Papyrus is the most ancient method used in writing and drawing in Egyptian history. Papyrus was a very familiar plant in ancient Egypt. It was involved in many things other than writings and drawings. It was also used in making baskets, floor mats, clothing, and footwear.
Its usage as writing material refers back to the Predynastic times. Unfortunately, the Ancient Egyptians left very little evidence about the manufacturing process of the Papyrus. However, there were some writings on the Egyptian temples and museums’ walls about the process of how the papyrus was made.

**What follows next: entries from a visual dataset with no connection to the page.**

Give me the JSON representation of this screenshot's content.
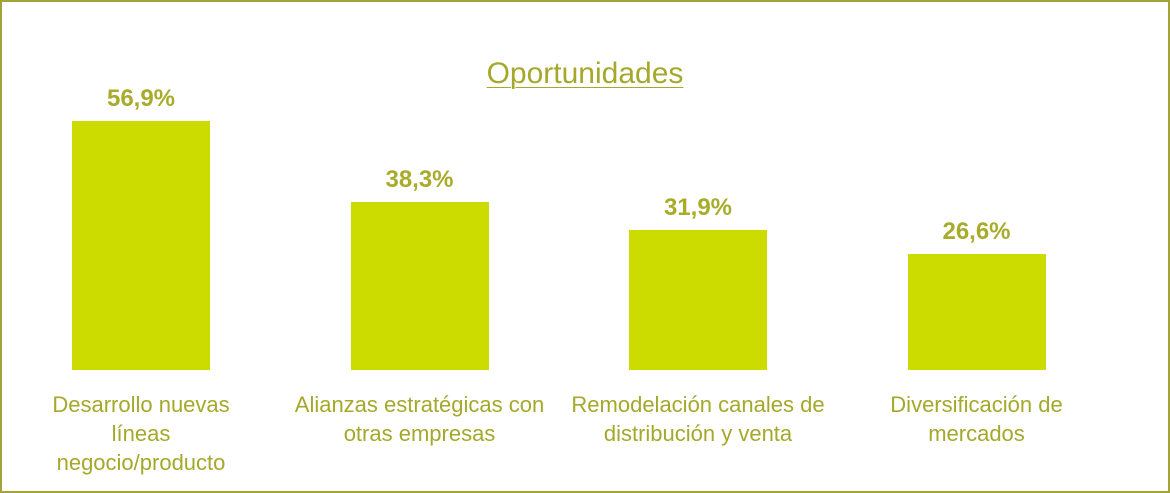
{
  "chart_data": {
    "type": "bar",
    "title": "Oportunidades",
    "categories": [
      "Desarrollo nuevas líneas negocio/producto",
      "Alianzas estratégicas con otras empresas",
      "Remodelación canales de distribución y venta",
      "Diversificación de mercados"
    ],
    "values": [
      56.9,
      38.3,
      31.9,
      26.6
    ],
    "value_labels": [
      "56,9%",
      "38,3%",
      "31,9%",
      "26,6%"
    ],
    "color": "#cddc00"
  }
}
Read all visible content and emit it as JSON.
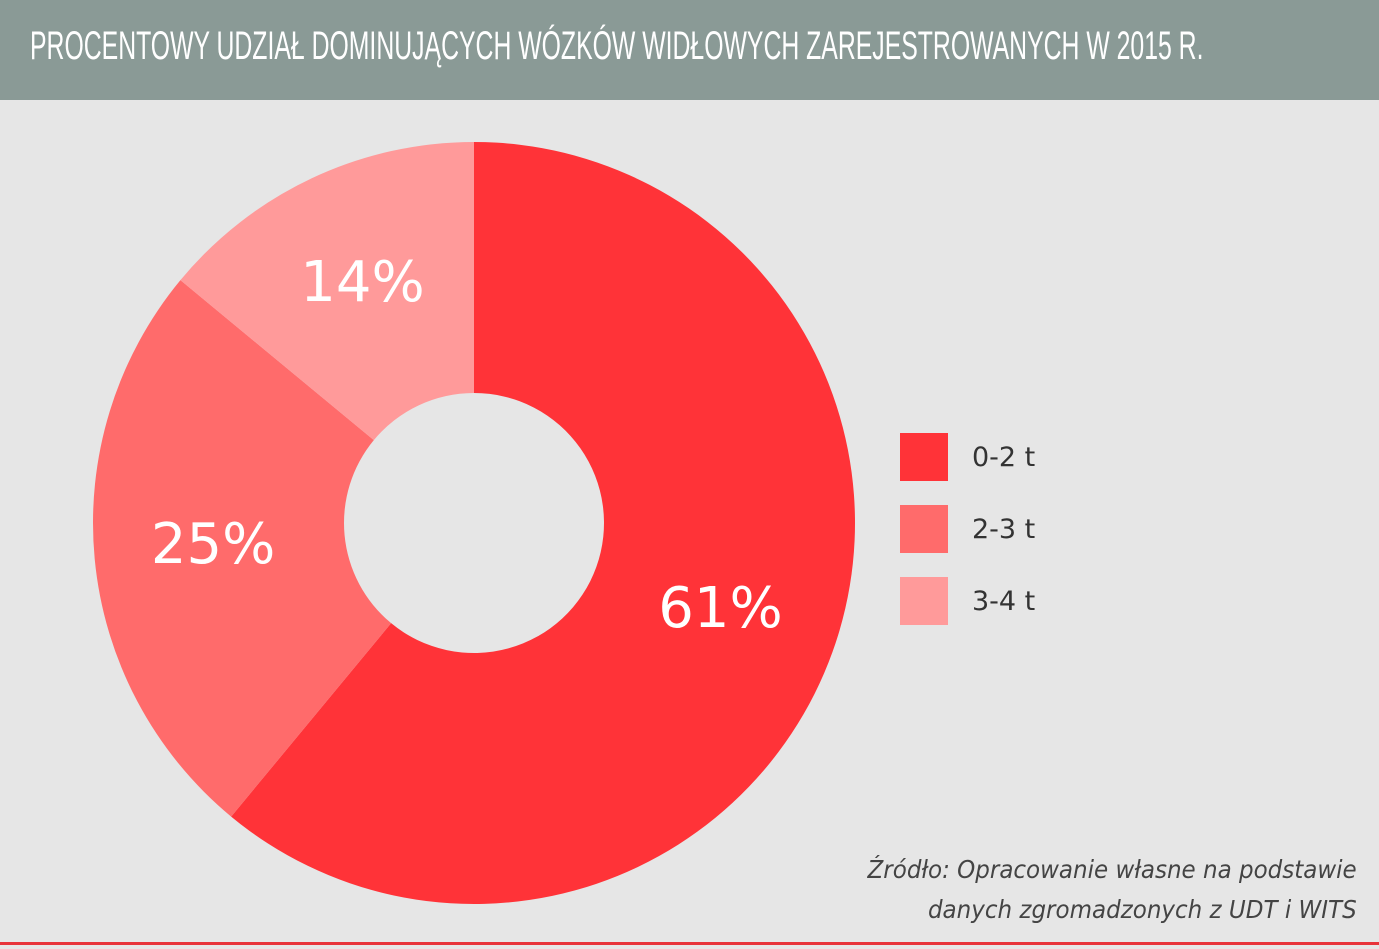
{
  "title": "PROCENTOWY UDZIAŁ DOMINUJĄCYCH WÓZKÓW WIDŁOWYCH ZAREJESTROWANYCH W 2015 R.",
  "source_line1": "Źródło: Opracowanie własne na podstawie",
  "source_line2": "danych zgromadzonych z UDT i WITS",
  "colors": {
    "header_bg": "#8a9a96",
    "page_bg": "#e6e6e6",
    "accent_rule": "#e8333a"
  },
  "chart_data": {
    "type": "pie",
    "style": "donut",
    "categories": [
      "0-2 t",
      "2-3 t",
      "3-4 t"
    ],
    "values": [
      61,
      25,
      14
    ],
    "data_labels": [
      "61%",
      "25%",
      "14%"
    ],
    "colors": [
      "#ff3338",
      "#ff6b6b",
      "#ff9a9a"
    ],
    "legend_position": "right",
    "start_angle": "12 o'clock",
    "direction": "clockwise"
  }
}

The dense reeds thickets were mainly cultivated in the shallow freshwater marshes along the Nile River. Those reeds were the plants from which the papyrus was made. Each plant often grew to a height of 6 to 10 feet. Then the harvested reeds are cut into equal lengths after the inner yellowish-white path is removed from the reeds. The reeds were to cut into strips in equal lengths. After that, the strips were to be inlaid side by side at the right angle to produce a piece of paper. After inlaying the first layer, there is a second layer is applied to it. The pressure was to be applied on the layers by a weight or a special kind of Hammer. Finally, the paper is dried in the sun and rubbed smooth with a piece of ivory or shell, and the edges to be trimmed.
After the manufacturing of rough papyrus paper, talented and professional artists paint ancient Egyptian scenes on the papyrus. They use Gouache paint, which is the paint used by Ancient Egyptian artists. It is a combination of water and oil colors, which gives the scene a sense of originality and value. Gouache paint has a heavy and lovely texture that absorbs light rather than reflecting it, creating a very smooth appearance. This makes it ideal for opaque coverage.